The number of rows it expects: 416694
This gives 74 rows per each lookup key.

Comment by Sergei Petrunia [ 2021-05-31 ]

Index statistics:

MariaDB [test1]> show keys from mytable\G
*************************** 1. row ***************************
        Table: mytable
   Non_unique: 1
     Key_name: mytable_col1_idx
 Seq_in_index: 1
  Column_name: col1
    Collation: A
  Cardinality: 23798
     Sub_part: NULL
       Packed: NULL
         Null: 
   Index_type: BTREE
      Comment: 
Index_comment: 

Comment by Sergei Petrunia [ 2021-05-31 ]

The estimate of 74 rows per lookup key agrees with the real dataset.
The Cardinality in the index statistics (23798) agrees with the actual cardinality value of 23765.

However the query itself will return only 107 rows.

Comment by Sergei Petrunia [ 2021-05-31 ]

Suggested workaround: set eq_range_index_dive_limit to a value that's higher than the number of elements in the IN-list (5641). Or, set it it to 0, which was the default before MariaDB 10.4.2.

Comment by Sergei Petrunia [ 2021-06-04 ]

Note: MySQL-8 suffers from the same issue (with innodb: except when one runs the query after loading the data. After one runs ANALYZE TABLE, the bad query plan is chosen). PostgreSQL picks a good query plan, but it will switch to poor query plan if the query has more "col1=const" disjuncts.

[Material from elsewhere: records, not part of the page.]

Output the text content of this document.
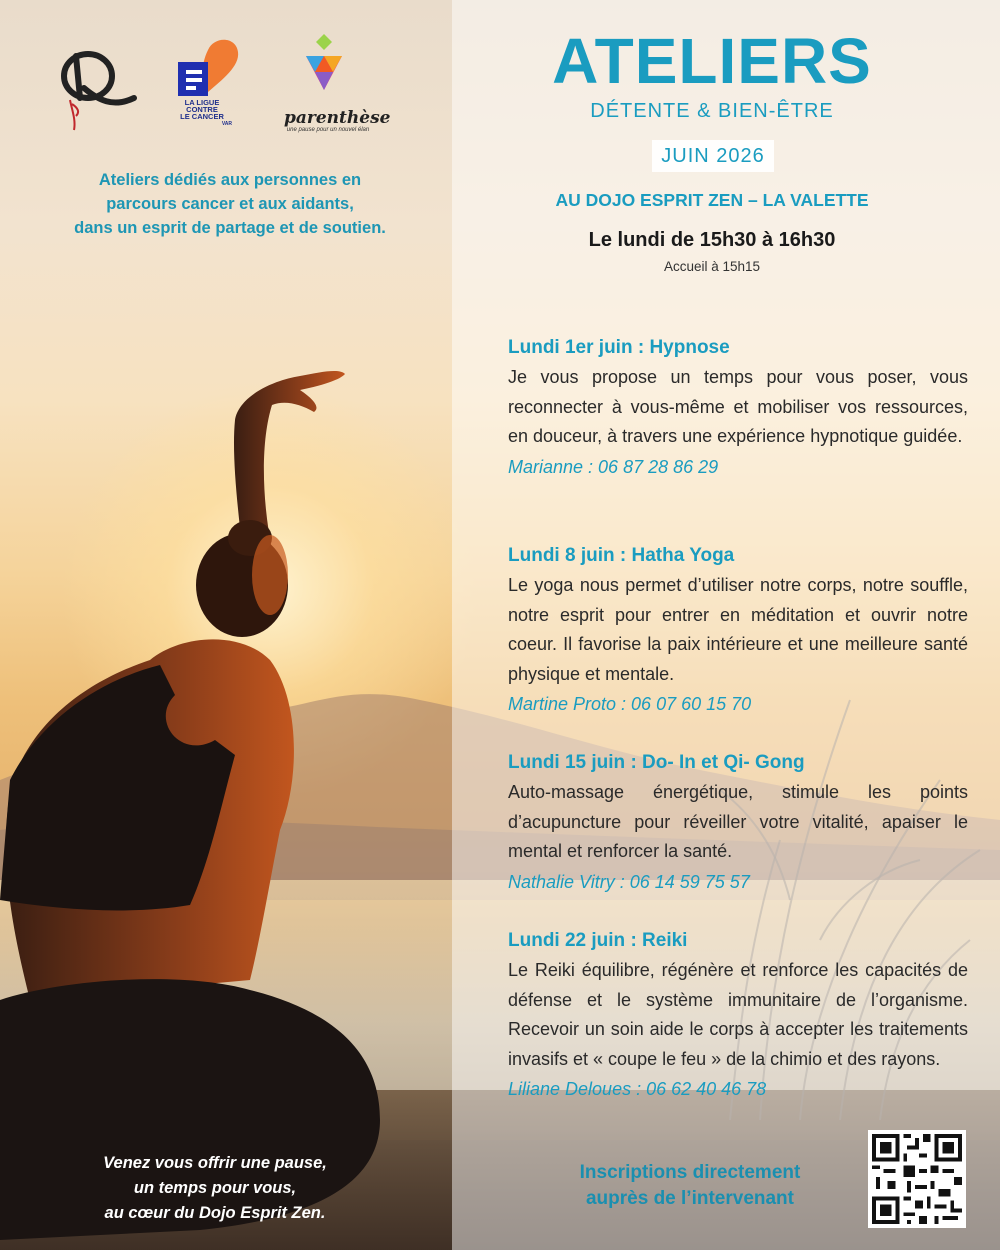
LA LIGUE
CONTRE
LE CANCER
VAR	parenthèse
une pause pour un nouvel élan
Ateliers dédiés aux personnes en
parcours cancer et aux aidants,
dans un esprit de partage et de soutien.
ATELIERS
DÉTENTE & BIEN-ÊTRE
JUIN 2026
AU DOJO ESPRIT ZEN – LA VALETTE
Le lundi de 15h30 à 16h30
Accueil à 15h15
Lundi 1er juin : Hypnose
Je vous propose un temps pour vous poser, vous reconnecter à vous-même et mobiliser vos ressources, en douceur, à travers une expérience hypnotique guidée.
Marianne : 06 87 28 86 29
Lundi 8 juin : Hatha Yoga
Le yoga nous permet d’utiliser notre corps, notre souffle, notre esprit pour entrer en méditation et ouvrir notre coeur. Il favorise la paix intérieure et une meilleure santé physique et mentale.
Martine Proto : 06 07 60 15 70
Lundi 15 juin : Do- In et Qi- Gong
Auto-massage énergétique, stimule les points d’acupuncture pour réveiller votre vitalité, apaiser le mental et renforcer la santé.
Nathalie Vitry : 06 14 59 75 57
Lundi 22 juin : Reiki
Le Reiki équilibre, régénère et renforce les capacités de défense et le système immunitaire de l’organisme. Recevoir un soin aide le corps à accepter les traitements invasifs et « coupe le feu » de la chimio et des rayons.
Liliane Deloues : 06 62 40 46 78
Venez vous offrir une pause,
un temps pour vous,
au cœur du Dojo Esprit Zen.
Inscriptions directement
auprès de l’intervenant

Comment by Sergei Petrunia [ 2021-06-09 ]

Notes from the optimizer call:
One option we could use is to estimate a few ranges with records_in_range calls, and then extrapolate the result to all ranges.
This won't be 100% bulletproof, though (One can imagine cases where the optimizer would still pick the wrong plan).
Also, this will add quite a bit of complexity. Do we really need to add it to handle this case? Could it be that this is a niche case that's not worth it?

Comment by Sergei Petrunia [ 2021-06-24 ]

The cause

This bug is a consequence of eq_range_index_dive_limit optimization (let's denote it as EQ-OPT).

The goal of EQ-OPT was to speed up the query optimization (right! optimization, not execution) by using index statistics estimates (this is table-wide average, cheap to use but imprecise), instead of using so-called "records-in-range estimates" (more precise but expensive to get) for queries that scan a lot of equality ranges.

Using imprecise estimates can cause the optimizer to pick a bad query plan. It happens when the reality is far from the estimate.
Your query is an example of this. On average, a single col1=value matches 70 rows. However, the query scans "rare" values, where 5641 values produce 107 matching rows in total.

The impact

The optimizer will use bad query plans for workloads that scan the "outliers" - values that are much more or much less common than others.

The workaround

Setting the eq_range_index_dive_limit will cause the optimizer to spend more time but construct better query plans.